Growing up as a military child, it was hard to create family traditions that stuck. We moved around a lot. My dad was in and out of deployment. My family doubled after my dad got remarried. Then I moved to Louisiana. All of those changes (and many more) made it difficult to create family traditions that we could replicate year after year.
One simple thing that my family does for birthdays is a family dinner. Every year for my birthday and my sister’s birthday, we’ll go out to eat as a family, and, of course, the person whose birthday it is gets to pick the place. While this may not seem like an incredible family tradition, it’s nice to be able to get together as a family for dinner, especially now that I don’t live at home and my sister attends college an hour and a half away.
One of the restaurants that I attended for my birthday a few years ago had a fried bowtie pasta appetizer that was served with spinach and artichoke dip. I decided to give the recipe a try on my own, and it’s easily become one of my favorite appetizers to make for get-togethers or just a dinner at home.
Ragu sauce of choice
1 | Bring water to a boil and boil bowtie pasta noodles for about 7-8 minutes (a little more than half of the recommended time on the box).
2 | Drain and cool noodles.
3 | Mix 2 eggs with a little bit of milk.
4 | Dip noodles in egg and milk mixture.
5 | Roll noodles in Italian breadcrumbs.
6 | Panfry bowtie noodles in a skillet until golden brown.
7 | Serve with your favorite Ragu sauce. Enjoy!
Even though the restaurant that inspired this recipe served the noodles with spinach and artichoke dip, this recipe is the perfect pairing to your favorite Ragu sauce. For this particular recipe, I used the Mushroom & Green Pepper sauce, and it was so delicious!
What makes me love Ragu even more is the story behind it. After traveling from Italy to America, a woman named Assunta Cantisano made and served her family’s recipe for tomato sauce to her neighbors. Her neighbors loved it so much that they spread the word and soon, Assunta’s sauce because famous in the state of Iowa.
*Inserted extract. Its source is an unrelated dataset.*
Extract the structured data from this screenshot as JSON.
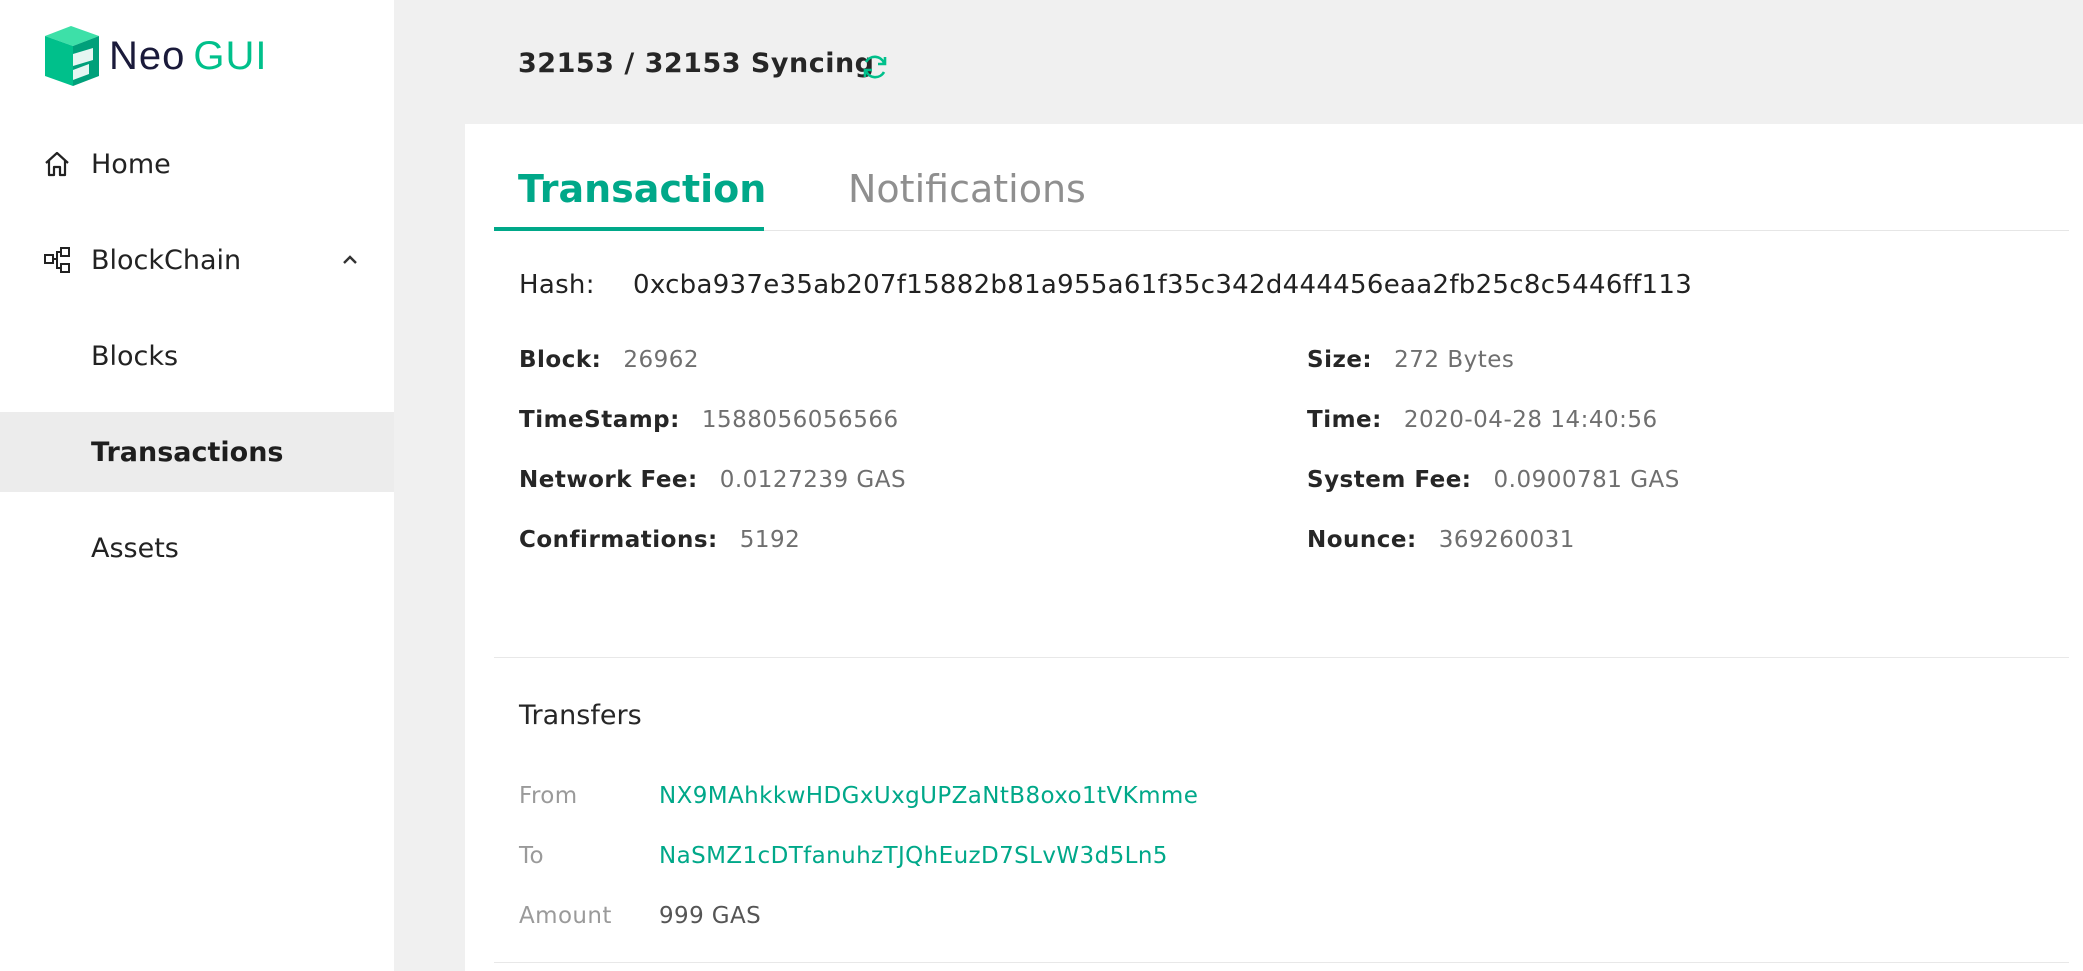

During the Great Depression, while everyone was going through the toughest of times and expecting less, Assunta gave them more. While other people were losing hope and forgetting about their lifelong dreams and aspirations, Assunta continued to create her family’s tomato sauce, and 80 years later, Ragu is one of the most popular pasta sauces on the shelf. I feel like Assunta’s journey from Italy and through the Great Depression makes the sauce taste just a little bit better, don’t you?
What’s your favorite family tradition?